Creating Patos Shoes: Trendy Shoes with Traditional Textiles


Inspiration strikes in unexpected places. For Fernando Rojo, a Community alum who will be a junior at Penn this winter, inspiration struck at a coffee shop in Argentina while talking with his sister. It was winter break in Rojo’s freshmen year of college and his family was taking their annual trip to Argentina, where his family is from. Every year, Rojo’s sister bought several pairs of shoes from one man at his stand in a flea market. She was constantly being complimented on them, and even brought back pairs for her friends to wear. On this particular day, while Rojo and his sister were sipping cappuccinos under the Argentine sun, she was wearing a pair from two years ago. While looking at the maintained vibrancy of the fabric as well as how neat and together the shoes still were, Rojo couldn’t believe that they had been bought at some small flea market shoe stand two years ago.

“I’d always thought, ‘Wow they look really cool’, but I didn’t think they’d be that nice quality if some guy on the street was making them,” Rojo said. “I’d think ‘Wow this is really nice, so why doesn’t he have a big business around it?’”

Rojo walked with his sister to the flea market, as it was just a block away from the coffee shop.
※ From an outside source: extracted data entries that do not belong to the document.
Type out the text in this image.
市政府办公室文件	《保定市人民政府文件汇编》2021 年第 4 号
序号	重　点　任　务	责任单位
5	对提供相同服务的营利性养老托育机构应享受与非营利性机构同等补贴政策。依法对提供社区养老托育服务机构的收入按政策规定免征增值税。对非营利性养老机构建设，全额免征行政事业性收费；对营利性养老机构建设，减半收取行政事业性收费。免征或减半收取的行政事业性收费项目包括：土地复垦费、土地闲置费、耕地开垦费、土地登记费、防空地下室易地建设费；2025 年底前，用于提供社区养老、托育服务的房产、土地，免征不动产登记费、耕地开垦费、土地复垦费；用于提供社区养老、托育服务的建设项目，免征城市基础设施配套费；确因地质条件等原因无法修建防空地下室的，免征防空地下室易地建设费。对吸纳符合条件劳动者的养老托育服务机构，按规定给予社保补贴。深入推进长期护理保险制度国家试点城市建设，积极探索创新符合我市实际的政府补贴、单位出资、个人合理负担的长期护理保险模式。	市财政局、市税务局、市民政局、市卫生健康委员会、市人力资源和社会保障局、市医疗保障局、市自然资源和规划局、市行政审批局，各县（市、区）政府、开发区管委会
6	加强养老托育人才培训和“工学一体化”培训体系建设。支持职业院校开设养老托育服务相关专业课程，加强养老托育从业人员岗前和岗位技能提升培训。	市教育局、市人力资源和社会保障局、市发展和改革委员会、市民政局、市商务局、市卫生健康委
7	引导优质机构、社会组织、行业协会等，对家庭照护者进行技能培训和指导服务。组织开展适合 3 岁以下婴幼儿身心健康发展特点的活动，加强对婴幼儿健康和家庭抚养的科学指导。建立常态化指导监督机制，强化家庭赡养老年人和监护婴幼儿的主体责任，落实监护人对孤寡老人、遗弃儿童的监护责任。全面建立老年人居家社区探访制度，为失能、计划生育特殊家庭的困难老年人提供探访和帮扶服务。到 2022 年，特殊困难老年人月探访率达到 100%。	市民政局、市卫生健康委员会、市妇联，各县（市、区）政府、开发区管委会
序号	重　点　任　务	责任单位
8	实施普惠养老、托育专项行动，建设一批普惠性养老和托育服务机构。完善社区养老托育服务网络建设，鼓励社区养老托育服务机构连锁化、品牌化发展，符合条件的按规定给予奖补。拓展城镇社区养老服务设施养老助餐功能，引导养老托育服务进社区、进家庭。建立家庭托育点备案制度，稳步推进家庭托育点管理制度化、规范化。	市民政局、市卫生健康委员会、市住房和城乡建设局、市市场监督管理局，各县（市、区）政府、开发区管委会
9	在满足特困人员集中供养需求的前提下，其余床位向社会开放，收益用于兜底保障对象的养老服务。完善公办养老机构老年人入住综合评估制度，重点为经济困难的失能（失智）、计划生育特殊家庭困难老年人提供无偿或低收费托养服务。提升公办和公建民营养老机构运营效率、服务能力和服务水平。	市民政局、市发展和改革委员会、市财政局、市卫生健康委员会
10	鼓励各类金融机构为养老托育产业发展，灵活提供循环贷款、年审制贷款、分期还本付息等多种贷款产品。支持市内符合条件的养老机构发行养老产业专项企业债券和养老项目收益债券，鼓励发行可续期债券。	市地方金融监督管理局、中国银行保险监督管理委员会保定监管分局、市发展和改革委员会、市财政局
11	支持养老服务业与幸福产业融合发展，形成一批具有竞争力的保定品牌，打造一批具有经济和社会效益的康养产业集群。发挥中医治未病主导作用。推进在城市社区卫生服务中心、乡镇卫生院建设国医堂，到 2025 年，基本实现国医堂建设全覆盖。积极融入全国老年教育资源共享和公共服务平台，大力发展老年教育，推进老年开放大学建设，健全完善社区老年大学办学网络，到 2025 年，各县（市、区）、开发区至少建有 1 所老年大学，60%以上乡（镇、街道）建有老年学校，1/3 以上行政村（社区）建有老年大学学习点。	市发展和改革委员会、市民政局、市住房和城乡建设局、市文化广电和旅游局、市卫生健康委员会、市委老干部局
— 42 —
There, he met the maker of the shoes, whose name is Rafael, and talked with him for a while.  

“I saw tourists all over the place, getting stuff, and I said, ‘Dude, what’s going on man? How’s business?’ he explained to me how there isn’t really much upbringing with education or anything,” Rojo said.  “He just decided to make shoes twenty years ago to make some money and now he’s so good at it.”

The next urgent question Rojo faced was how he was going to fit all the shoes he had bought into his suitcase. “I liked the product a lot and I decided to sell it here so literally what I did was I just bought suitcases full and brought them home, I stuffed my suitcase, snuck through customs, straight-up snuck them into the United States.” Soon, “Patos Shoes” was born.

Unfortunately, at the beginning, like almost all new companies, Patos was not very successful.  

“At the beginning, no one really takes you seriously, you don’t get any support that you think you will,” Rojo said.  “I tried to start selling my first products at the very beginning when I had my first idea and I had no clue what I was doing. I think I sold something like ten pairs in a week. It was just embarrassing.”

Despite his disappointment, Rojo kept going. Rojo knew that there would be a great interest in his product, so why was no one buying? “What I learned is that having a really good product just doesn’t matter at first,” Rojo said. “It’s like a pre-requisite to success, but it won’t lead to success.”

Rojo gradually began improving his product and his business, but being in college, he was not able to dedicate as much time as he wanted to. “So, I kind of went on, school was very, very time consuming and difficult because I just found I wasn’t doing both 100%. Little by little I went in improving the shoes and the product, getting it moving. I think things really started shaping up over the last eight months.” Rojo is currently taking this fall semester off so that he can focus on developing his business. He will be returning to Penn second semester as a junior.

Rojo’s business is growing and currently developing an exciting new line from Peru. He set up a kickstarter in order to hire fifteen Peruvian artisans full-time to construct the shoes. The process of making the shoes is a fifteen step operation that is shown on the Kickstarter website, starting at “sourcing local raw materials” and ending when they’re shipped to customers, with lots of detailed steps in between. “One guy cuts the fabric, different parts of it, then the interior, then he passes it to people who sew it and they sew the insole and they do tons of different steps. It’s a really cool process to see.”  

After years of hard work and struggle, Rojo’s business is blooming. Rojo’s Kickstarter began Sept. 13 offering his new line of shoes at a discounted price, with the goal of raising 45,000 dollars in one month.  Rojo and his prep team had hoped to be able to raise 10,000 dollars in 24 hours, a goal that was exceeded significantly. The Kickstarter received 10K in just four hours, which Rojo thinks is a good start. However there is still more to be raised to meet Rojo’s end goal of 45,000 dollars.

This Kickstarter is still just the beginning for Rojo’s business.  Rojo’s ultimate goal is to be able to create his shoes as efficiently as possible. “There are a couple fashion companies that are able to make products incredibly quickly, because they own their suppliers. There’s no company of my kind that handmakes products, who’s done that. So, as a result, hand making products is generally very inefficient. My goal is to make hand crafting of any fashion product incredibly efficient, from starting it to bringing it to the United States.”